709. To Lower Case

Description

Given a string s, return the string after replacing every uppercase letter with the same lowercase letter.

Example 1:

• Input: s = “Hello”
• Output: “hello”

Example 2:

• Input: s = “here”
• Output: “here”

Example 3:

• Input: s = “LOVELY”
• Output: “lovely”

Constraints:

• 1 <= s.length <= 100
• s consists of printable ASCII characters.

💡 Hint 1:
Most languages support lowercase conversion for a string data type. However, that is certainly not the purpose of the problem. Think about how the implementation of the lowercase function call can be done easily.

💡 Hint 2:
Think ASCII!

💡 Hint 3:
Think about the different capital letters and their ASCII codes and how that relates to their lowercase counterparts.

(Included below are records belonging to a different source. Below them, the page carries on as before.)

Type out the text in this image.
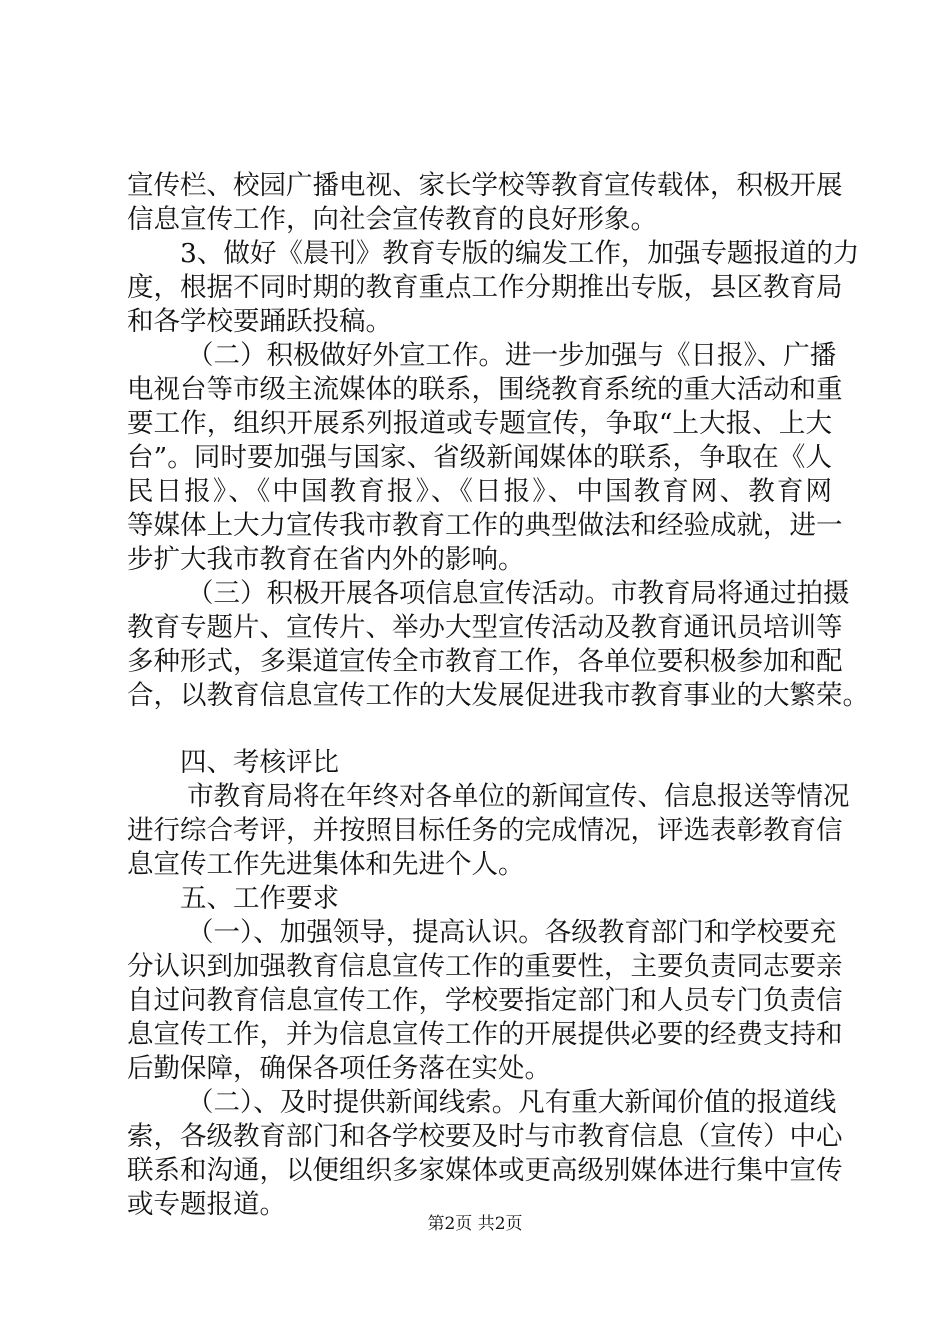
宣传栏、校园广播电视、家长学校等教育宣传载体，积极开展
信息宣传工作，向社会宣传教育的良好形象。
3、做好《晨刊》教育专版的编发工作，加强专题报道的力
度，根据不同时期的教育重点工作分期推出专版，县区教育局
和各学校要踊跃投稿。
（二）积极做好外宣工作。进一步加强与《日报》、广播
电视台等市级主流媒体的联系，围绕教育系统的重大活动和重
要工作，组织开展系列报道或专题宣传，争取“上大报、上大
台”。同时要加强与国家、省级新闻媒体的联系，争取在《人
民日报》、《中国教育报》、《日报》、中国教育网、教育网
等媒体上大力宣传我市教育工作的典型做法和经验成就，进一
步扩大我市教育在省内外的影响。
（三）积极开展各项信息宣传活动。市教育局将通过拍摄
教育专题片、宣传片、举办大型宣传活动及教育通讯员培训等
多种形式，多渠道宣传全市教育工作，各单位要积极参加和配
合，以教育信息宣传工作的大发展促进我市教育事业的大繁荣。
四、考核评比
市教育局将在年终对各单位的新闻宣传、信息报送等情况
进行综合考评，并按照目标任务的完成情况，评选表彰教育信
息宣传工作先进集体和先进个人。
五、工作要求
（一）、加强领导，提高认识。各级教育部门和学校要充
分认识到加强教育信息宣传工作的重要性，主要负责同志要亲
自过问教育信息宣传工作，学校要指定部门和人员专门负责信
息宣传工作，并为信息宣传工作的开展提供必要的经费支持和
后勤保障，确保各项任务落在实处。
（二）、及时提供新闻线索。凡有重大新闻价值的报道线
索，各级教育部门和各学校要及时与市教育信息（宣传）中心
联系和沟通，以便组织多家媒体或更高级别媒体进行集中宣传
或专题报道。
第2页 共2页
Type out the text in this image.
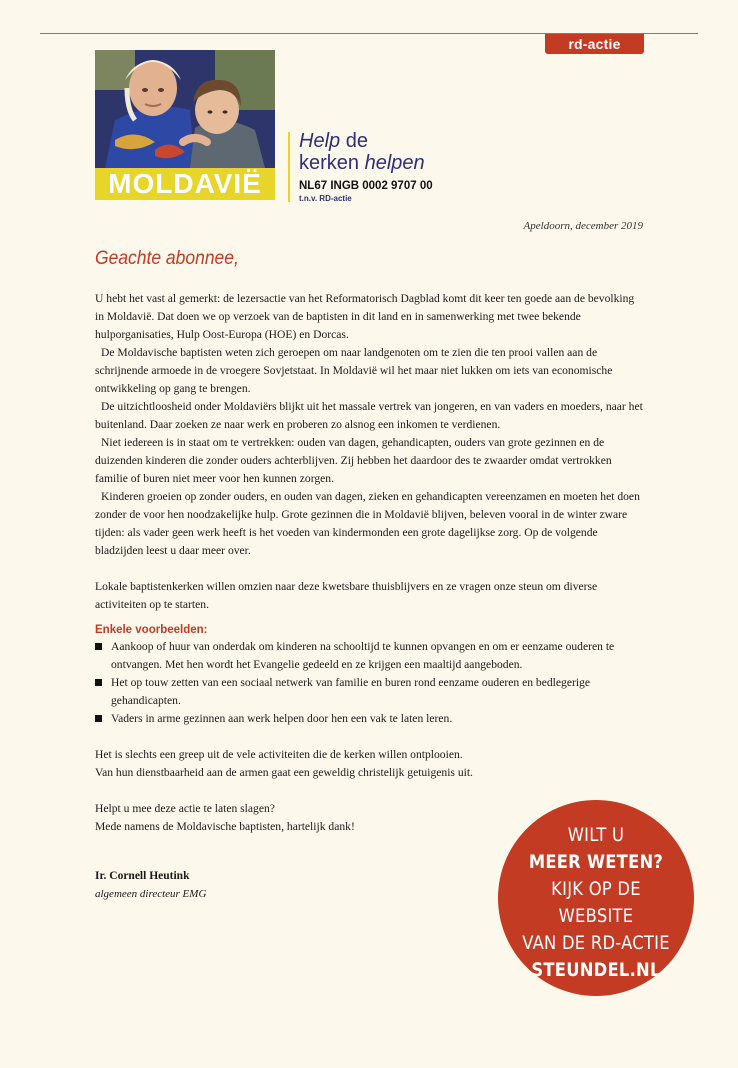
rd-actie
MOLDAVIË
Help de
kerken helpen
NL67 INGB 0002 9707 00
t.n.v. RD-actie
Apeldoorn, december 2019
Geachte abonnee,

U hebt het vast al gemerkt: de lezersactie van het Reformatorisch Dagblad komt dit keer ten goede aan de bevolking in Moldavië. Dat doen we op verzoek van de baptisten in dit land en in samenwerking met twee bekende hulporganisaties, Hulp Oost-Europa (HOE) en Dorcas.

De Moldavische baptisten weten zich geroepen om naar landgenoten om te zien die ten prooi vallen aan de schrijnende armoede in de vroegere Sovjetstaat. In Moldavië wil het maar niet lukken om iets van economische ontwikkeling op gang te brengen.

De uitzichtloosheid onder Moldaviërs blijkt uit het massale vertrek van jongeren, en van vaders en moeders, naar het buitenland. Daar zoeken ze naar werk en proberen zo alsnog een inkomen te verdienen.

Niet iedereen is in staat om te vertrekken: ouden van dagen, gehandicapten, ouders van grote gezinnen en de duizenden kinderen die zonder ouders achterblijven. Zij hebben het daardoor des te zwaarder omdat vertrokken familie of buren niet meer voor hen kunnen zorgen.

Kinderen groeien op zonder ouders, en ouden van dagen, zieken en gehandicapten vereenzamen en moeten het doen zonder de voor hen noodzakelijke hulp. Grote gezinnen die in Moldavië blijven, beleven vooral in de winter zware tijden: als vader geen werk heeft is het voeden van kindermonden een grote dagelijkse zorg. Op de volgende bladzijden leest u daar meer over.

Lokale baptistenkerken willen omzien naar deze kwetsbare thuisblijvers en ze vragen onze steun om diverse activiteiten op te starten.

Enkele voorbeelden:
Aankoop of huur van onderdak om kinderen na schooltijd te kunnen opvangen en om er eenzame ouderen te ontvangen. Met hen wordt het Evangelie gedeeld en ze krijgen een maaltijd aangeboden.
Het op touw zetten van een sociaal netwerk van familie en buren rond eenzame ouderen en bedlegerige gehandicapten.
Vaders in arme gezinnen aan werk helpen door hen een vak te laten leren.

Het is slechts een greep uit de vele activiteiten die de kerken willen ontplooien.

Van hun dienstbaarheid aan de armen gaat een geweldig christelijk getuigenis uit.

Helpt u mee deze actie te laten slagen?

Mede namens de Moldavische baptisten, hartelijk dank!

Ir. Cornell Heutink
algemeen directeur EMG
WILT U
MEER WETEN?
KIJK OP DE WEBSITE
VAN DE RD-ACTIE
STEUNDEL.NL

Does there seem to be any pattern there? Any mathematical relationship that we can use?

Submitted Code

class Solution(object):
    def toLowerCase(self, s):
        """
        :type s: str
        :rtype: str
        """
        ascii_A = 65
        ascii_a = 97
        diff = ascii_a - ascii_A                        # 32
        result = []

        for ch in s:
            ascii_num = ord(ch)                         # 문자 → 아스키코드
            if ascii_A <= ascii_num <= (ascii_A + 25):
                result.append(chr(ascii_num + diff))    # 아스키코드 → 문자
            else:
                result.append(ch)

        return "".join(result)

Runtime: 0 ms | Beats 100.00%
Memory: 12.50 MB | Beats 51.83%

Z 이후 특수기호들이 몇 개 존재하기 때문에 A와 a의 아스키코드 값 차이는 32가 된다.

Other Solutions

1st

class Solution(object):
    def toLowerCase(self, s, method="builtin"):
        result = ""
        for c in s:
            if 'A' <= c <= 'Z':
                result += chr(ord(c) + 32)
            else:
                result += c
        return result

time complexity: 𝑂(𝑛)
space complexity: 𝑂(𝑛)

문자(char)형은 아스키코드 또는 유니코드 값을 갖고 있기 때문에 'A' <= c <= 'Z'으로 간단하게 비교할 수 있다.